Une de ces start-ups chères à E. Macron propose, dans ce qui est devenu le marché lucratif de la santé, un service permettant d’avoir un deuxième avis médical dans un vaste éventail de maladies.
La présentation du service est très alléchante avec la proposition d’accéder en moins de 7 jours à un avis d’experts « connus, reconnus internationalement, qui font de la recherche, publient et qui exercent dans la pathologie pour laquelle ils se déclarent référents ».
Pour une rémunération de 120 euros, le médecin ne voit pas le patient mais réalise une « expertise » du dossier médical du patient.
L’astuce de l’entreprise est d’avoir proposé ce service aux assureurs (complémentaire santé et institutions de prévoyance) qui incluent ce service dans la liste de leurs prestations. Ainsi la première page du site deuxiemeavis .fr vous invite à compléter une série de questions pour savoir si vous êtes couvert.
Dans le cas contraire, vous pouvez accéder à la prestation en réglant directement la somme de 120 euros. Les assurances qui ont contracté avec cette société ne paient pas à l’acte mais versent un montant annuel en fonction du nombre de personnes qu’elles protègent, ce qui permet ainsi vraisemblablement de dégager un généreux bénéfices pour les actionnaires de la société qui est dirigée par une diplômée de HEC qui travaillait auparavant chez la compagnie d’ascenseurs OTIS avant de créer un site internet de listes de mariage et de cadeaux.
Au premier abord, ce service peut apparaître intéressant pour les patients qui ont de plus en plus de difficultés pour avoir accès à un spécialiste afin d’avoir un avis qualifié, spécialistes qui par ailleurs sont de plus en plus nombreux à demander des dépassements d’honoraires qui ne sont pas couverts en totalité par les complémentaires santé.

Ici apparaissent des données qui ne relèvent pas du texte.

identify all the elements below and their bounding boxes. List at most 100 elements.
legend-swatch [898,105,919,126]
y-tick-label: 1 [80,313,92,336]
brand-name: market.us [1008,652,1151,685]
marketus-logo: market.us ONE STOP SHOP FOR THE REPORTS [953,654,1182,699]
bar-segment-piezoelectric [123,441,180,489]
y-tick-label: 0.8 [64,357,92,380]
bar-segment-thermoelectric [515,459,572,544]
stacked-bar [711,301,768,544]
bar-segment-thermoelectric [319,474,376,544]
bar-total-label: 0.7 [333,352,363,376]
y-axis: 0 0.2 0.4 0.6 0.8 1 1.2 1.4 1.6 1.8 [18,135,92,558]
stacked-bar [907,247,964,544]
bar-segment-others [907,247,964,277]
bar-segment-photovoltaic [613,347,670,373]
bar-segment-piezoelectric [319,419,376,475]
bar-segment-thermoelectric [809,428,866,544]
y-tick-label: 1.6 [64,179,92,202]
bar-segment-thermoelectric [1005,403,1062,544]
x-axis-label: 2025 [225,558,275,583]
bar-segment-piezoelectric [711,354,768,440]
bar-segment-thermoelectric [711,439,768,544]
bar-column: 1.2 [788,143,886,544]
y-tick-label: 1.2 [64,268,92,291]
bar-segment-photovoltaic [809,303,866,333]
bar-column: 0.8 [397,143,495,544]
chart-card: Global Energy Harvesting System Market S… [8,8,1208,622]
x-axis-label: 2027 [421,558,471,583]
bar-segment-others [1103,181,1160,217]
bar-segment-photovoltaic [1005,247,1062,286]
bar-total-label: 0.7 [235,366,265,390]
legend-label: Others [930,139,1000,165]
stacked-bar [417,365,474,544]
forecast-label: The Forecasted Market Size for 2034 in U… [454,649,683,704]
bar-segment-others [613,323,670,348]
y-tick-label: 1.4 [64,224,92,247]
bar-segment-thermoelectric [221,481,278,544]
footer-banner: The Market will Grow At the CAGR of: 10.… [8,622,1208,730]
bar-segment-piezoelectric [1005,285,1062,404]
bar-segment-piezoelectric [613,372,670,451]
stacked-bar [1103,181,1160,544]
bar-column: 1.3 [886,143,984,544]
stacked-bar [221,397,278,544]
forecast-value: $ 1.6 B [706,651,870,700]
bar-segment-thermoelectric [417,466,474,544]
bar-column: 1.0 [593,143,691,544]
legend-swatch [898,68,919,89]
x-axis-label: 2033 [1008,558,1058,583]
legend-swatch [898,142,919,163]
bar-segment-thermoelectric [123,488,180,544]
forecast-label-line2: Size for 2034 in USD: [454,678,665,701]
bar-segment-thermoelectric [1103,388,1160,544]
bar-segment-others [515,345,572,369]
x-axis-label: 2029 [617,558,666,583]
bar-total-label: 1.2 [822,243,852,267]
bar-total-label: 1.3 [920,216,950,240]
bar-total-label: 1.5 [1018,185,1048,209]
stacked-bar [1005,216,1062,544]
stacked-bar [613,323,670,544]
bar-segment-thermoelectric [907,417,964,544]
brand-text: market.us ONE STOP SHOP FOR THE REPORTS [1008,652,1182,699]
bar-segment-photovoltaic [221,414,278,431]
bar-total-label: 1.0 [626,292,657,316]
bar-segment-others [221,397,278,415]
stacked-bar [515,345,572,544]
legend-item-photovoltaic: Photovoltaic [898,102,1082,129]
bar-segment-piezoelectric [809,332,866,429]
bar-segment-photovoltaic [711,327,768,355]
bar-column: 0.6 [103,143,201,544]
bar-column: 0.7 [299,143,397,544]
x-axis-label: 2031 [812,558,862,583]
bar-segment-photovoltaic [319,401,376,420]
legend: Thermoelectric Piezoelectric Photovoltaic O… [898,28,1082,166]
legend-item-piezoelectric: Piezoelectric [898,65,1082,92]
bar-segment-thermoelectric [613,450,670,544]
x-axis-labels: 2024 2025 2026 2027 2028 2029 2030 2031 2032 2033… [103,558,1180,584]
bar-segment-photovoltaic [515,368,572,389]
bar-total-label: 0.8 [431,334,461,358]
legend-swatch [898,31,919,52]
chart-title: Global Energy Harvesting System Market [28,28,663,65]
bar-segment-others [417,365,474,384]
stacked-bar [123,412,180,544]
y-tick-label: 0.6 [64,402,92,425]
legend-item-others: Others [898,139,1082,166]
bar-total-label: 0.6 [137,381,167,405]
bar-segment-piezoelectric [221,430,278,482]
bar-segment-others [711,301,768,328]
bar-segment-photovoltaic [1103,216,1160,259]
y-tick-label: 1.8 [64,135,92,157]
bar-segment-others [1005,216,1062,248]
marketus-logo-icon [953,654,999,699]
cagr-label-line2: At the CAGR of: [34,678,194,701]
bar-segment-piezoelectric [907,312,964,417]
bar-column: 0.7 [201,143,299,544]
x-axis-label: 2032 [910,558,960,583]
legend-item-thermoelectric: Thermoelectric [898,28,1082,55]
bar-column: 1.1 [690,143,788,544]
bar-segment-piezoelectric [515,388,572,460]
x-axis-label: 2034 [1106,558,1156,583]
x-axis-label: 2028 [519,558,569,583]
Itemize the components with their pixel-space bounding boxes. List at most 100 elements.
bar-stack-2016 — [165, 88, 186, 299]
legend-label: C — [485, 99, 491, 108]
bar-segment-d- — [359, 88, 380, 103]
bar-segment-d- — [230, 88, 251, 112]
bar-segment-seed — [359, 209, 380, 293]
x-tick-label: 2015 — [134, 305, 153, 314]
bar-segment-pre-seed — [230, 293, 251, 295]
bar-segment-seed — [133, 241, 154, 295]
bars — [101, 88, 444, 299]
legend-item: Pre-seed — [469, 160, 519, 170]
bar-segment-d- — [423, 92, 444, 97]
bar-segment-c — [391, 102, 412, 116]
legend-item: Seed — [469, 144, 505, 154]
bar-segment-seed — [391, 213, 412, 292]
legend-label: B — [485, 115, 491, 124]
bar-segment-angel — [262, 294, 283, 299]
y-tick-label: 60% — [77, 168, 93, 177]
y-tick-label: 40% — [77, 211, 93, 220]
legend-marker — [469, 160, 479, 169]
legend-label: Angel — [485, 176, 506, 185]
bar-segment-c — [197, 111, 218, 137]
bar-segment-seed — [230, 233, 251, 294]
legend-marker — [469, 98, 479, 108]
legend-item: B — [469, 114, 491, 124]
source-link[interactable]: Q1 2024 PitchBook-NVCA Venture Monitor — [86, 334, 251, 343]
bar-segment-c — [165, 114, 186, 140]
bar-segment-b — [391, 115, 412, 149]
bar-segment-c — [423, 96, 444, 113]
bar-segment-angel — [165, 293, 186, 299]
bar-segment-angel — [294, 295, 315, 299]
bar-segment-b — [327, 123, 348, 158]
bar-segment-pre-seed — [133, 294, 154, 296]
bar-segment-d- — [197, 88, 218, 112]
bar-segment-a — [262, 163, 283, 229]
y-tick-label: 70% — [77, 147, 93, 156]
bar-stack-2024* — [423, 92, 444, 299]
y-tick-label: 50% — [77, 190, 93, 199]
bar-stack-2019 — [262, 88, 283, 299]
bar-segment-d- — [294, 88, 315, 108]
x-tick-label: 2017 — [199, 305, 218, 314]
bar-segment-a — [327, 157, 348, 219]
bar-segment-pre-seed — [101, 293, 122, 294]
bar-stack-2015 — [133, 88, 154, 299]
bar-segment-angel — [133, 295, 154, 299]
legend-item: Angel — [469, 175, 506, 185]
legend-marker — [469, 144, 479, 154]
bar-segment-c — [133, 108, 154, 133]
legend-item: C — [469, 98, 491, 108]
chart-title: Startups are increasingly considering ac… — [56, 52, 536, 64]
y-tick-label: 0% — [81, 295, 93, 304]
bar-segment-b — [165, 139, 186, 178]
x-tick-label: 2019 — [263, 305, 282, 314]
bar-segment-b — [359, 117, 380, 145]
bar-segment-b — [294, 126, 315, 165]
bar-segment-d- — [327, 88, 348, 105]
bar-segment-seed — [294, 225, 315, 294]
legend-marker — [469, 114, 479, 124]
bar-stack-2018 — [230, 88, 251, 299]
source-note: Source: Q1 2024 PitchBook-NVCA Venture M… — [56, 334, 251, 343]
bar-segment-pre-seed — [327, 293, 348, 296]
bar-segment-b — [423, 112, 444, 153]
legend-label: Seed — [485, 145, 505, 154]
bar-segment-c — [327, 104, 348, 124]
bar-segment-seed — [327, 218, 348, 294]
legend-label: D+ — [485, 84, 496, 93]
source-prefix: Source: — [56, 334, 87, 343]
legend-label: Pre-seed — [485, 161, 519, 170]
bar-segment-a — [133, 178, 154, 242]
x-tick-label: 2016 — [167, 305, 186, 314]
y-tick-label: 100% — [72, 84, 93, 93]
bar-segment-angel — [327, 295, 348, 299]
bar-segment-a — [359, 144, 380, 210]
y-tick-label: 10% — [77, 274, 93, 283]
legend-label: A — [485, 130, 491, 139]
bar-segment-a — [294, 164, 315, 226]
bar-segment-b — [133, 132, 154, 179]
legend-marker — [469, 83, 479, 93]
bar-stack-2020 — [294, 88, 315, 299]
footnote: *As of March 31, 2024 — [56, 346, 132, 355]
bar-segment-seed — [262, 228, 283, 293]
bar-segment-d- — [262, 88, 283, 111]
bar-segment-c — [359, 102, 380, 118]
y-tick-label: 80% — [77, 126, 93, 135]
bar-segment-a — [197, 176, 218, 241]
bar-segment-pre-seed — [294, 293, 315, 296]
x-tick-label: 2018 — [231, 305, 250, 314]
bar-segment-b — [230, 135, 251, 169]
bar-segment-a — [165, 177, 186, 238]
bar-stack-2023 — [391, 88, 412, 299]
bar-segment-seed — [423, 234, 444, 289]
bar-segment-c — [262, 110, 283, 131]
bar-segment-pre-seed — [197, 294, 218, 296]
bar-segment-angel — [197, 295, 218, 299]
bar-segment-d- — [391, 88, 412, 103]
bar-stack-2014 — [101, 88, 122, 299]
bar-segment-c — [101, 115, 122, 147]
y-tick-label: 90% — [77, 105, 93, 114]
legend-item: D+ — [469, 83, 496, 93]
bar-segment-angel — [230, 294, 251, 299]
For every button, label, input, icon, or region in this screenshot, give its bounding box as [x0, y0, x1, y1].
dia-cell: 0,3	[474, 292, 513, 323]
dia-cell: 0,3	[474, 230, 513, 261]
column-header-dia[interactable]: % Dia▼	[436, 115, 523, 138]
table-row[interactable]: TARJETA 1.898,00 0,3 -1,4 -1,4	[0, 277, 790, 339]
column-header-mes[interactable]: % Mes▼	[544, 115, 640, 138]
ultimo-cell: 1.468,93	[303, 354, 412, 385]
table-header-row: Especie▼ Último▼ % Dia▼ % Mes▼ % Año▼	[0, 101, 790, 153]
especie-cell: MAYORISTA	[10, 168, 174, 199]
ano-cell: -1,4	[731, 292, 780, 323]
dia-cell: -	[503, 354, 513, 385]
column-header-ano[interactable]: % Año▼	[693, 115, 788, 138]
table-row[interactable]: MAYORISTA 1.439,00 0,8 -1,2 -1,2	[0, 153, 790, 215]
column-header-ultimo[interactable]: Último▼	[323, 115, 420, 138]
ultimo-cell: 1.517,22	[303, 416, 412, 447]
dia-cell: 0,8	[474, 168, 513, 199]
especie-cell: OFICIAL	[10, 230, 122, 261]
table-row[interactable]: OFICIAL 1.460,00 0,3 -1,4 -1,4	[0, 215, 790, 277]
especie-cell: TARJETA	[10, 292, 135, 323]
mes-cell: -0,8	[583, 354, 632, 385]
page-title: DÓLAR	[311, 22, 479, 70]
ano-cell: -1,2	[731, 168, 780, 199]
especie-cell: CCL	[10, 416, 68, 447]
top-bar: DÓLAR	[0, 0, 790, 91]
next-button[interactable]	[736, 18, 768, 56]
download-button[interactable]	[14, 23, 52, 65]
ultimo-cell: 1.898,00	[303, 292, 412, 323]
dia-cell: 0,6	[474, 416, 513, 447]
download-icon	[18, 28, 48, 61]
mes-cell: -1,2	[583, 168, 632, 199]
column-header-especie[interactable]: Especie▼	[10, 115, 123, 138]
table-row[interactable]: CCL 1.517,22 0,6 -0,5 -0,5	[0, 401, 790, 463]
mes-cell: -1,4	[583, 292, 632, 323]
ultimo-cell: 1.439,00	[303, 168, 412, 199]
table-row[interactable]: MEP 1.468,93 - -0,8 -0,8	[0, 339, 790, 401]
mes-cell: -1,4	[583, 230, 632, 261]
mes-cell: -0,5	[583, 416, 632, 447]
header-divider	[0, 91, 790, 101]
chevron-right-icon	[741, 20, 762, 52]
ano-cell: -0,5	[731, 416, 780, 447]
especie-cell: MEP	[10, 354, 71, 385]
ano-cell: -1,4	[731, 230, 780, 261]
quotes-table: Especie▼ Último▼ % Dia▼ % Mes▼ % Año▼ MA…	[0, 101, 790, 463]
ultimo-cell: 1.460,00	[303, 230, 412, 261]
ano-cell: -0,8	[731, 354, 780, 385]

Il s’agit d’une dérive très dangereuse qui est en contradiction totale avec ce qui est appelé le parcours de soins pour l’organisation duquel les médecins reçoivent aujourd’hui une rémunération forfaitaire par l’assurance maladie.
Donc ce qui devrait être le fonctionnement normal dans notre système de santé devient un service payant au grand bénéfice des très nombreuses entreprises qui s’engouffrent dans ce marché.
Il faut souligner par ailleurs que le patient assuré social paye ainsi deux fois un service qui lui est normalement dû : il cotise à l’assurance maladie et il paye une complémentaire. Complémentaire dont les tarifs augmentent depuis plusieurs années bien au-delà de l’inflation du fait du transfert régulier de prestations qui ne sont plus prises en charge par l’assurance maladie et pour financer cette offre de deuxième avis.
Ce type de service participe à ce qu’on appelle la « financiarisation du système de santé » au plus grand profit d’investisseurs recherchant une rentabilité maximale. Il s’agit typiquement de ce qui existe dans certains pays comme les Etats-Unis avec pour conséquence une exclusion d’une partie de plus importante de la population d’un accès à des soins adaptés, ce qui se traduit par une aggravation des inégalités de santé avec une mortalité précoce pour les plus défavorisés.